On January 27, one of Ansell’s manufacturing plants in Malaysia was ordered to completely shut down for a week due to rising cases; retesting of workers will be needed to determine if the shutdown has helped stop local spread.
And Salmon said that while he had hoped shipping channels would have started to clear, freight problems are getting worse.
“If anything we’ve seen shipping times continue to get longer,” he said on a rather gloomy investor call this morning.
Ansell imposed price increases on Jan. 1, but Salmon acknowledged the company was still behind the market and further increases would be needed.
“I think we can offset inflation with prices over time, but currently our price increases are lagging inflation rates.”
Ansell has forecast earnings per share to be between US125¢ and US145¢ (179¢ and 2.07¢) for the year ending in June, down 26-28% from its previous forecast of US175¢. and 195¢ US.
All of this clearly comes as a shock to Ansell investors, but it’s also an episode that holds broader lessons for the market.
First, the shock waves of COVID-19 continue to ripple through supply chains and the damage to margins is yet to be done. The inflationary pressures the world is experiencing are not going to dissipate all at once as pressures on labor costs and freight costs will remain stubborn.
Will these costs start to come down by the middle of this year? Salmon certainly hopes, but 12 weeks ago he probably expected borders to start opening up and shipping lanes to clear – then omicron struck.
Investors – and central bankers, of course – have no choice but to wait and see what twists the pandemic has in store for us from here. But the inflation genie doesn’t seem to be going back into the bottle anytime soon.
The second lesson is that the reopening of economies and sectors will be volatile. The sudden slowdown in demand for single-use gloves is partly due to customers and distributors building up large inventories to get them through the pandemic. This kind of thing will have happened in other sectors and it will take time to fix it.

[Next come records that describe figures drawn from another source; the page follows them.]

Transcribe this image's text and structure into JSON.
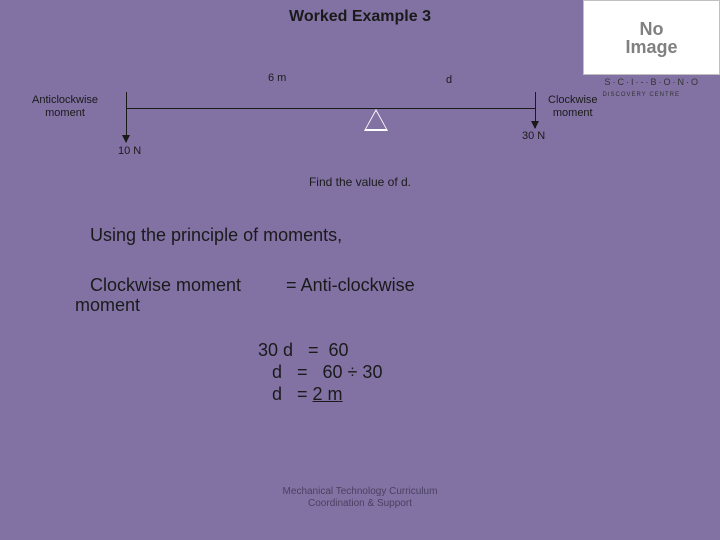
{
  "title": "Worked Example 3",
  "noImage": {
    "line1": "No",
    "line2": "Image",
    "sub1": "S·C·I·-·B·O·N·O",
    "sub2": "DISCOVERY CENTRE"
  },
  "diagram": {
    "dist_left": "6 m",
    "dist_right": "d",
    "label_acw_l1": "Anticlockwise",
    "label_acw_l2": "moment",
    "label_cw_l1": "Clockwise",
    "label_cw_l2": "moment",
    "force_left": "10 N",
    "force_right": "30 N"
  },
  "prompt": "Find the value of d.",
  "body": {
    "principle": "Using the principle of moments,",
    "eq_cw": "Clockwise moment         = Anti-clockwise",
    "eq_cw2": "moment",
    "eq_l1": "30 d   =  60",
    "eq_l2": "d   =   60 ÷ 30",
    "eq_l3a": "d   = ",
    "eq_l3b": "2 m"
  },
  "footer": {
    "l1": "Mechanical Technology Curriculum",
    "l2": "Coordination & Support"
  },
  "colors": {
    "bg": "#8272a4",
    "text": "#1a1a1a",
    "footer": "#4a4060"
  }
}
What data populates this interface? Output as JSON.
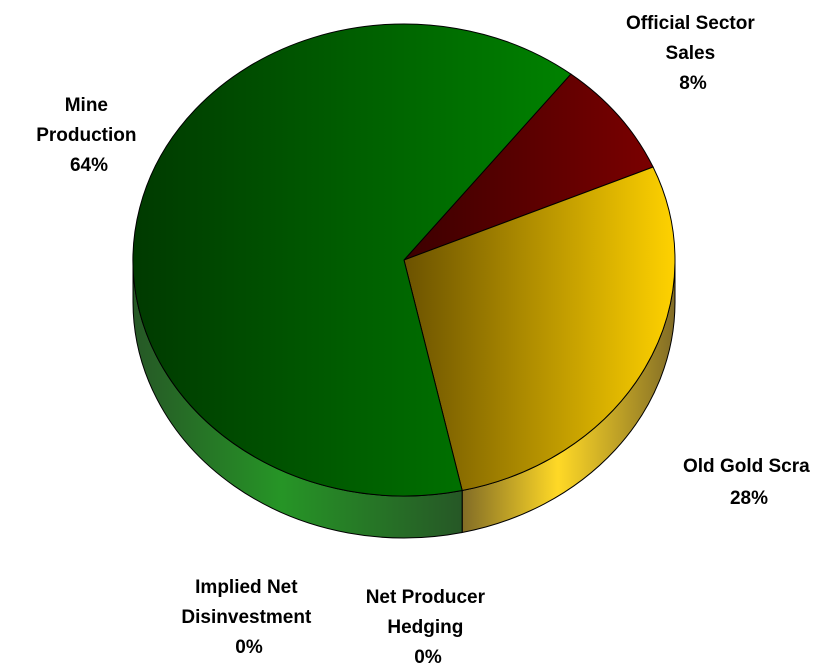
{
  "chart_data": {
    "type": "pie",
    "title": "",
    "legend": "none",
    "series": [
      {
        "name": "",
        "slices": [
          {
            "label": [
              "Official Sector",
              "Sales"
            ],
            "value": 8,
            "display": "8%",
            "colors": [
              "#7a0000",
              "#3c0000"
            ]
          },
          {
            "label": [
              "Old Gold Scra"
            ],
            "value": 28,
            "display": "28%",
            "colors": [
              "#ffd200",
              "#6b5200"
            ]
          },
          {
            "label": [
              "Net Producer",
              "Hedging"
            ],
            "value": 0,
            "display": "0%",
            "colors": [
              "#888888",
              "#444444"
            ]
          },
          {
            "label": [
              "Implied Net",
              "Disinvestment"
            ],
            "value": 0,
            "display": "0%",
            "colors": [
              "#888888",
              "#444444"
            ]
          },
          {
            "label": [
              "Mine",
              "Production"
            ],
            "value": 64,
            "display": "64%",
            "colors": [
              "#008200",
              "#003a00"
            ]
          }
        ]
      }
    ]
  }
}
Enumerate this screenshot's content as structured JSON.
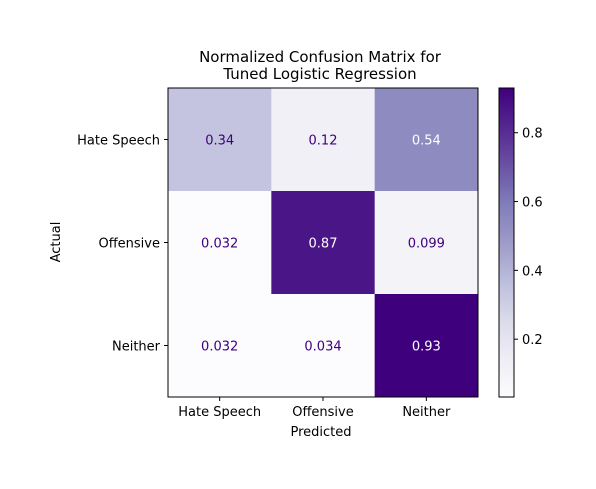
{
  "chart_data": {
    "type": "heatmap",
    "title_lines": [
      "Normalized Confusion Matrix for",
      "Tuned Logistic Regression"
    ],
    "xlabel": "Predicted",
    "ylabel": "Actual",
    "x_categories": [
      "Hate Speech",
      "Offensive",
      "Neither"
    ],
    "y_categories": [
      "Hate Speech",
      "Offensive",
      "Neither"
    ],
    "values": [
      [
        0.34,
        0.12,
        0.54
      ],
      [
        0.032,
        0.87,
        0.099
      ],
      [
        0.032,
        0.034,
        0.93
      ]
    ],
    "value_labels": [
      [
        "0.34",
        "0.12",
        "0.54"
      ],
      [
        "0.032",
        "0.87",
        "0.099"
      ],
      [
        "0.032",
        "0.034",
        "0.93"
      ]
    ],
    "colormap": "Purples",
    "color_range": [
      0.032,
      0.93
    ],
    "colorbar_ticks": [
      0.2,
      0.4,
      0.6,
      0.8
    ],
    "colorbar_tick_labels": [
      "0.2",
      "0.4",
      "0.6",
      "0.8"
    ],
    "colors": {
      "text_dark": "#3f007d",
      "text_light": "#ffffff"
    }
  }
}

The icing on the pity cake served today by Ansell is that one of its main suppliers of finished single-use gloves, the Malaysian group YTY, has been banned from selling in the United States due to allegations of forced labor.
YTY said it was surprised by the ban, and Ansell’s latest third-party modern slavery audit in April last year found only one issue that has been resolved. But Salmon said YTY was one of its five biggest single-use glove suppliers and that, in looking for alternatives, Ansell assumed it had little ability to cover lost demand.
Salmon, who took over as CEO in September last year, has a baptism of fire.